Dr. Tonje H. Sørensen is a post-doc researcher in Art History at the University of Bergen, Norway. She is currently working on a project called Overview – the art of the aerial which deals with the historical, cultural and medial context of the aerial in visual culture, and how it ties in with the current drone culture. Through close readings of different aerial visual templates, the project will focus on the intersection of ideologies, military, media and art. She has previously worked on the role of photography and film in representing war, as well as written about the use of photography in museum exhibits about atrocities.

Opticity and hapticity in photogrammetry [EN]

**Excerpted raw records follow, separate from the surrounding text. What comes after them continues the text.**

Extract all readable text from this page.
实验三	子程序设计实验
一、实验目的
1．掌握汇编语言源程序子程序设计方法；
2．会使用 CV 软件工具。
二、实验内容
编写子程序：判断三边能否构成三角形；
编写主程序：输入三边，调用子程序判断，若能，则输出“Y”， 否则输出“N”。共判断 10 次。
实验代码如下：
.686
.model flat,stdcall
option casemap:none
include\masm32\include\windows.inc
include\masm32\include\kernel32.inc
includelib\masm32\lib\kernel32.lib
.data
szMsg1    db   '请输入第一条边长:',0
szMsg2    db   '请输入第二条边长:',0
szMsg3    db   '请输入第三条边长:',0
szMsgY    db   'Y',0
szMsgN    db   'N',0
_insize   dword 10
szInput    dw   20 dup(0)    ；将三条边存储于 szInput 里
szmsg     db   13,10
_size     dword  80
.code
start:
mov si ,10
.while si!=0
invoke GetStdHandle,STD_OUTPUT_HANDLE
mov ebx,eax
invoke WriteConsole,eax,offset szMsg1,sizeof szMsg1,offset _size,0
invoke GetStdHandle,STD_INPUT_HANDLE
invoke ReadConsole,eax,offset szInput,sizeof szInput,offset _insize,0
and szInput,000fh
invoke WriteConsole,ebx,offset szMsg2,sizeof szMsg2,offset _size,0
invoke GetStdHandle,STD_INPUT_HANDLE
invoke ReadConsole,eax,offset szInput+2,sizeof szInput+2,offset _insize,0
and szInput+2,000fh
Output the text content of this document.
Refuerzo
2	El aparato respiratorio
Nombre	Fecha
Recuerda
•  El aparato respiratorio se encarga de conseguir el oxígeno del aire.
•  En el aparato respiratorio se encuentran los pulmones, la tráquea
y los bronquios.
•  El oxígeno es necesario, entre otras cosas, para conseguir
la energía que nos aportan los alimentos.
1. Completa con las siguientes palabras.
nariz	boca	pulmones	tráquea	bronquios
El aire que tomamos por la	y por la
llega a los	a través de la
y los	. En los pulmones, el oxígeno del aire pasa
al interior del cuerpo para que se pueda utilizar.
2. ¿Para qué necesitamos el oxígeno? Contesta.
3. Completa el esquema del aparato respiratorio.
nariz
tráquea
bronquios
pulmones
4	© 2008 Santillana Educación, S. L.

Olivier Perriquet and Eric Kerr

 

This paper exposes how vision and touch have been historically interrelated, and explores the implications of this connection for a photogrammetrical account of visual immersion. Photogrammetry is today an accessible technique initially performed by geographers on the basis of stereoscopic photographs. Since then, the technique has evolved to allow for the creation of three-dimensional images by algorithmically extracting the geometric information of a scene or an object from a larger set of photographs, taken from different angles. This recording method is able to represent entire objects or scenes, i.e. more than what would be visible from any specified angle when the objects are opaque. Vision in this case is related to the objectual nature of percepts: their “objectivity”. At first glance, objectivity might seem to be a touch-related attribute. This evocation may not be entirely a coincidence: vision and touch have, in fact, been intimately associated throughout history. The connection can be traced back to the antique “emission theory”, which assumed that vision was performed by a beam coming from the eye and touching objects, a conception that has surprising reminiscences in modern laser-based alternative methods to photogrammetry. But this association is perhaps more intricate and intertwined than it might seem. The famous Molyneux thought experiment proposed in the 17th century, asking whether someone born blind could translate the experience acquired by touch into a visual experience, was given a negative verdict only in the 21st century. The interrelation of hapticity and opticity is still largely a terra incognita. Maurice Merleau-Ponty, in Phenomenology of Perception, already outlined a picture of the senses as together contributing different strands of meaning to a complete understanding. While stereoscopy involves frontality and framing, and is similar in this respect to monoscopic photography, photogrammetry frees itself from the directionality of the gaze of the viewer, while remaining inherently selective, filtered, incomplete. Building on the phenomenological tradition, we explore the limits, constraints, and nascent grammar of photogrammetry to imagine it in terms of its technical unfolding (through a combination of stereoscopic views) and conceptually (in terms of multi-stereoscopy).